** This is another interesting guest post by Anne Warner.
Her first post was about how quitting alcohol could help you lose weight. This time, it’s about cravings.
Take it away, Anne! **
There are lots of factors which scupper diets – but cravings is the biggie.
Cravings cut through willpower like a hot knife through that butter you promised yourself you wouldn’t have.
Banishing your cravings would be a great way to keep your diet (and waistline) on the straight and narrow – but everyone who’s ever succumbed to a post-prandial chocolate bar knows that it’s not as simple as all that.
Curbing cravings is hard work, and you won’t manage it 100% of the time (unless you are a Tibetan monk who spends his time in mind-over-matter meditation).
However, there are a few things you can do to help yourself out:
1 – Wait Ten Minutes
There’s a reason why we call certain cravings “primal” – it’s because they come from a part of your brain that is (in evolutionary terms) very old.
The bad news is that the older parts of your brain are very strong. However, the good news is that they “forget” things pretty quickly.
If you feel a craving coming on, distract yourself for ten minutes (easier said than done, we know, but do your best!). Strange though it may seem, all but the strongest food cravings will dissipate after ten minutes. Unless they’re based in genuine hunger or nutritional need, which brings us to number 2…
2 – Don’t Be Hungry or Thirsty
When your body is in actual need of food or drink, your cravings become ten times more powerful. And, when you’re experiencing the enormous biological imperative to eat, you are far, far less able to resist the urge to eat unhealthily.
If, however, you experience a craving when you’re not actually in need of sustenance, your body has no real incentive to back that craving up. So try and keep yourself fed and watered.
You can do this easily without breaking your diet – fibrous vegetables and pulses will actually make you feel far fuller for far longer than most junk food will, and pure water eliminates thirst more effectively than any soft or caffeinated drink!
3 – Be Happier
It may sound hokey, but improving your emotional wellbeing can significantly improve your chances of banishing cravings. That’s one reason why professionals specializing in addiction recovery work so hard to build up their patients’ mental health.
Cravings frequently have a strong emotional component, and many of us have subconsciously “trained” our brains to “self-medicate” with unhealthy foodstuffs. When you’re happier, you’re not only generally mentally stronger, you’re also less likely to emotionally eat.
Of course, improving your mental and emotional wellbeing is by no means something you can do “just like that”. It may require a lot of work, and perhaps professional help. But it’s worth bearing in mind if you’re really struggling to beat your cravings.
4 – Don’t Eat “Diet” Foods
Low calorie/no sugar options are great when you need a quick snack or drink but don’t want to break your diet. However, trying to lose weight by replacing your usual foods with diet versions of the same is unlikely to get you very far.
Scientists have discovered that those who consume a lot of “diet” or “sugar-free” foods are far more vulnerable to cravings than they may otherwise have been.
Nobody is sure why this should be, but scientists speculate that the artificial sweeteners etc used in diet options makes the body believe that it’s going to get a decent blood sugar boost, or a lot to digest. It prepares itself accordingly – but then never receives the payoff.

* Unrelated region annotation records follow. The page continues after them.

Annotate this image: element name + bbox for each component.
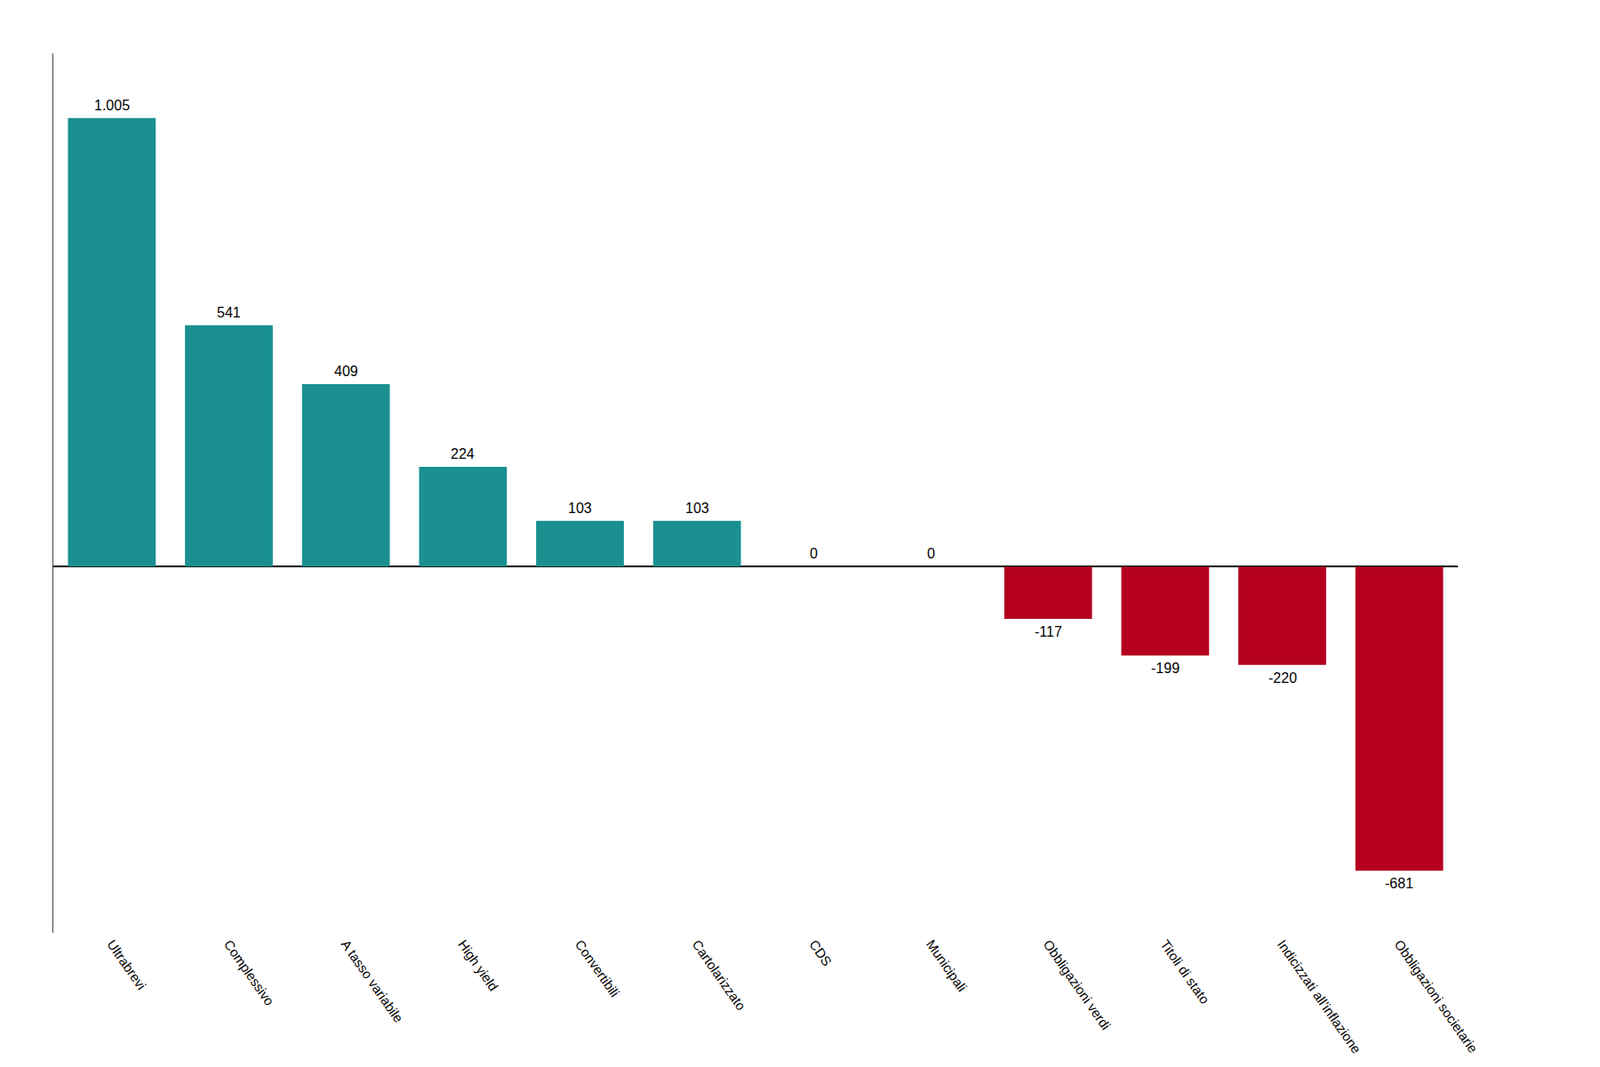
svg-text:Complessivo: Complessivo: [221, 936, 278, 1008]
svg-text:Convertibili: Convertibili: [572, 936, 623, 1000]
svg-text:Municipali: Municipali: [923, 936, 970, 994]
svg-text:Ultrabrevi: Ultrabrevi: [104, 936, 150, 992]
svg-text:CDS: CDS: [806, 936, 835, 969]
svg-text:0: 0: [927, 545, 936, 561]
svg-text:Indicizzati all’inflazione: Indicizzati all’inflazione: [1274, 936, 1365, 1056]
svg-text:A tasso variabile: A tasso variabile: [338, 936, 408, 1025]
svg-text:Cartolarizzato: Cartolarizzato: [689, 936, 750, 1014]
svg-text:103: 103: [568, 500, 592, 516]
svg-text:0: 0: [809, 545, 818, 561]
svg-text:Obbligazioni societarie: Obbligazioni societarie: [1392, 936, 1481, 1056]
svg-text:-681: -681: [1384, 875, 1414, 891]
svg-text:1.005: 1.005: [94, 97, 130, 113]
svg-text:Titoli di stato: Titoli di stato: [1157, 936, 1213, 1007]
svg-text:541: 541: [216, 304, 241, 320]
svg-text:-220: -220: [1268, 670, 1297, 686]
svg-text:103: 103: [685, 500, 710, 516]
svg-text:High yield: High yield: [455, 936, 502, 994]
svg-text:-199: -199: [1151, 660, 1180, 676]
svg-text:409: 409: [334, 363, 359, 379]
svg-text:Obbligazioni verdi: Obbligazioni verdi: [1040, 936, 1114, 1032]
svg-text:224: 224: [450, 446, 475, 462]
svg-text:-117: -117: [1034, 624, 1063, 640]
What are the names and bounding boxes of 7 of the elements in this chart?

It then urgently signals you to give it the fat or sugar it’s been led to believe it’s getting, resulting in enormous cravings.
While there is definitely a place for low calorie/sugar free options in a diet, you should treat them with some caution!
5 – Exercise
If you feel a craving coming on – quickly drop and do some press ups. Or go for a walk, or hit the treadmill, or whatever floats your exercise boat.
Research consistently shows that exercise is one of the best ways to combat cravings. There are a couple of reasons for this.
For one, while your brain is concentrating on working your muscles, it diverts resources from your stomach and digestion. Which in turn stops your stomach from contributing its part to your cravings.
For another, it is a really good way to distract yourself for the ten minutes or so it takes for most cravings to lose their power (see point one).
Best of all, exercise burns calories, so you won’t feel guilty about adding a few extra (healthy!) items to your next meal.